2014-12-03

すごろくと運

人生ゲームは面白くない ということをたまに耳にします。私個人の意見として人生ゲームには人生ゲームの楽しさや楽しみ方があると思っていますが、それはまた別の機会にでも書くとします。

人生ゲームはすごろくゲームに分類できるかと思います。本稿ですごろくゲームというものを厳密に分類するつもりはありません。すごろくゲーム最低限の要素を考えると、(1)手番のはじめに進むマス数をランダムに決める、(2)止まったマスで何かイベントが起きる(あるいはまったく何も起きない)、(3)誰かがゴールに到達したらゲームが終了し勝敗を決める、という3つでしょうか。

これ以上の要素を含まないものを「すごろく」とするなら、すごろくは運ゲーです。

実際のところはどうでしょうか?ランダム性、インタラクション性の順番にみていきましょう。

ランダム性に関わるところで、まずずばり(1)手番に進むマスの数がランダムに決まるというところがあります。そのため、一番先にゴールした人が勝者になるのであれば、自分と他の人とのランダム運の強さを単純に競うゲームになります。止まったマスにお宝が落ちていて、終了までにそれらを一番多く集めた人が勝者になるのであっても、マスに止れるかどうかが、結局ランダムの運によって決定されるためやはり運の強さを競うゲームになりそうです。

インタラクション性に関わるところでは、まず(3)勝敗の判定の部分があるでしょう。目的達成の成否ではなく数人の中から一人決めるという点では対戦者間の状態が大きく明暗を分けます。しかしこのことを考慮しても上で述べたように、各自の運の強さを比べるだけなので運ゲーの域を出ることはありません。

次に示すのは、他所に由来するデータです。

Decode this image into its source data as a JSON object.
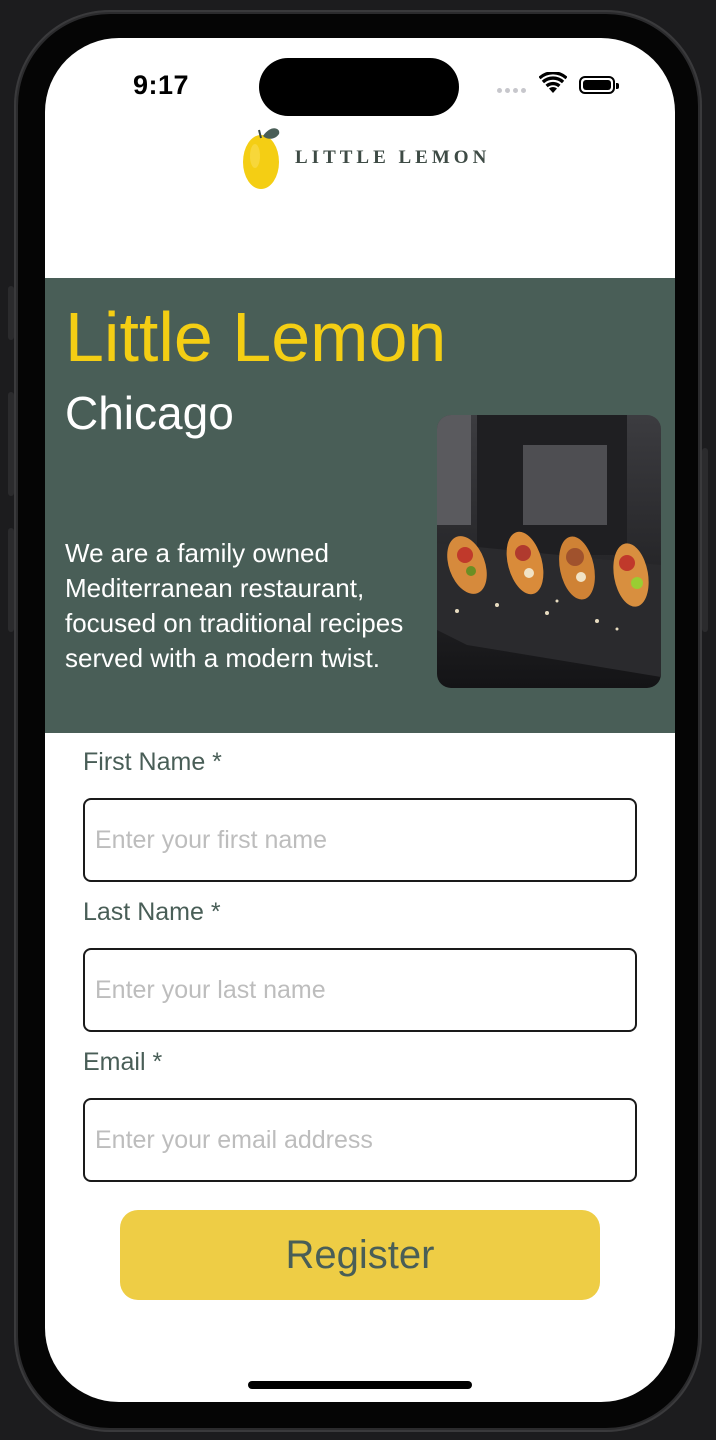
{
  "status_bar": {
    "time": "9:17"
  },
  "brand": {
    "logo_text": "LITTLE LEMON"
  },
  "hero": {
    "title": "Little Lemon",
    "city": "Chicago",
    "description": "We are a family owned Mediterranean restaurant, focused on traditional recipes served with a modern twist."
  },
  "form": {
    "first_name": {
      "label": "First Name *",
      "placeholder": "Enter your first name",
      "value": ""
    },
    "last_name": {
      "label": "Last Name *",
      "placeholder": "Enter your last name",
      "value": ""
    },
    "email": {
      "label": "Email *",
      "placeholder": "Enter your email address",
      "value": ""
    },
    "register_label": "Register"
  },
  "colors": {
    "primary_green": "#495e57",
    "primary_yellow": "#f4ce14",
    "button_yellow": "#eecd45"
  },
  "icons": [
    "wifi-icon",
    "battery-icon",
    "cellular-signal-icon",
    "lemon-logo-icon"
  ]
}
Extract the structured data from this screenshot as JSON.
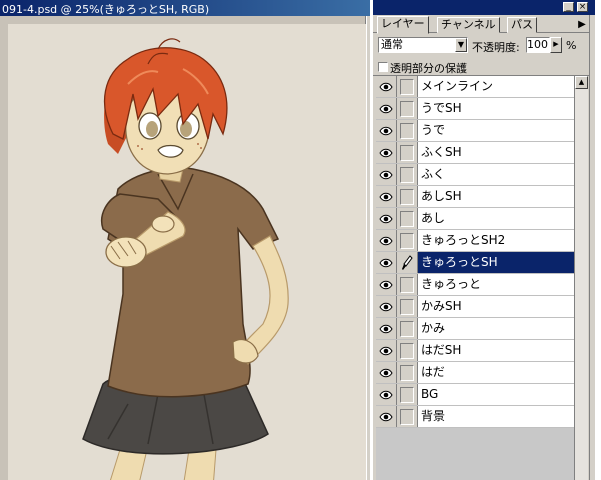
{
  "document": {
    "title": "091-4.psd @ 25%(きゅろっとSH, RGB)"
  },
  "palette": {
    "tabs": [
      "レイヤー",
      "チャンネル",
      "パス"
    ],
    "active_tab": "レイヤー",
    "window_buttons": [
      "_",
      "×"
    ],
    "tab_menu_icon": "▶",
    "blend_mode": "通常",
    "opacity_label": "不透明度:",
    "opacity_value": "100",
    "opacity_unit": "%",
    "preserve_transparency_label": "透明部分の保護",
    "preserve_transparency_checked": false,
    "layers": [
      {
        "name": "メインライン",
        "visible": true,
        "selected": false
      },
      {
        "name": "うでSH",
        "visible": true,
        "selected": false
      },
      {
        "name": "うで",
        "visible": true,
        "selected": false
      },
      {
        "name": "ふくSH",
        "visible": true,
        "selected": false
      },
      {
        "name": "ふく",
        "visible": true,
        "selected": false
      },
      {
        "name": "あしSH",
        "visible": true,
        "selected": false
      },
      {
        "name": "あし",
        "visible": true,
        "selected": false
      },
      {
        "name": "きゅろっとSH2",
        "visible": true,
        "selected": false
      },
      {
        "name": "きゅろっとSH",
        "visible": true,
        "selected": true
      },
      {
        "name": "きゅろっと",
        "visible": true,
        "selected": false
      },
      {
        "name": "かみSH",
        "visible": true,
        "selected": false
      },
      {
        "name": "かみ",
        "visible": true,
        "selected": false
      },
      {
        "name": "はだSH",
        "visible": true,
        "selected": false
      },
      {
        "name": "はだ",
        "visible": true,
        "selected": false
      },
      {
        "name": "BG",
        "visible": true,
        "selected": false
      },
      {
        "name": "背景",
        "visible": true,
        "selected": false
      }
    ]
  },
  "colors": {
    "titlebar": "#0a246a",
    "selection": "#0a246a",
    "canvas_bg": "#e3ddd2",
    "hair": "#d9572b",
    "shirt": "#8a6a4a",
    "skirt": "#4a4744",
    "skin": "#f1dfb6"
  },
  "icons": {
    "visibility": "eye-icon",
    "active_layer": "brush-icon",
    "scroll_up": "triangle-up-icon"
  }
}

インタラクション性に関わる可能性があるところとして、(2)止まったマスでのイベントがあります。例えばここで、任意の誰かを5マス戻すとか、誰かからお宝を奪うとか、そういう意思によって相手と関われるとしたらどうでしょうか?結論から言えば運ゲーの域を出ることはありません。なにしろこれらのイベントのトリガーはやはりランダムの運によりますし、イベント後の展開をいくら考えても、ランダムに依存するので、一番勝利に近い人の足を引っ張るという戦略(あるいは自分が勝利に近づく戦略)しか取りようがなく、それはほとんど自動的に決定するからです。

運ゲーと言えるポイントはほぼ三番目に集約されていて、取りうる戦略が乏しいから、つまり戦略性が低いため運ゲーであるというわけです。

さて、最後に、前回も出てきたいい加減なイメージ図を添付します。



すごろくとじゃんけんはこのグラフにおいてほとんど対極にあるにも関わらず、どちらも高いレベルの運ゲーです。今回言いたかったことはここで、運ゲーには二種類あり、ランダム性が高いために運ゲーになるもの、インタラクション性が高いため運ゲーになるものがあります、ということです。前者は結構当たり前なので、今回の議論は無駄が大きかったかもしれません。

ここまで、極端な二例を紹介したのは、今後この間にある様々なゲームを探っていく準備をしたかったからです。たくさんの良いゲームはランダム性とインタラクション性がほどよいものであるはずです。

ところで、インタラクション性が高くランダム性のないゲーム(じゃんけんと同じところにプロットされるゲーム)で運ゲーじゃないものもありますよね?ありますね。次はその辺りを議論するかもしれません。想像を働かせながらお待ちください。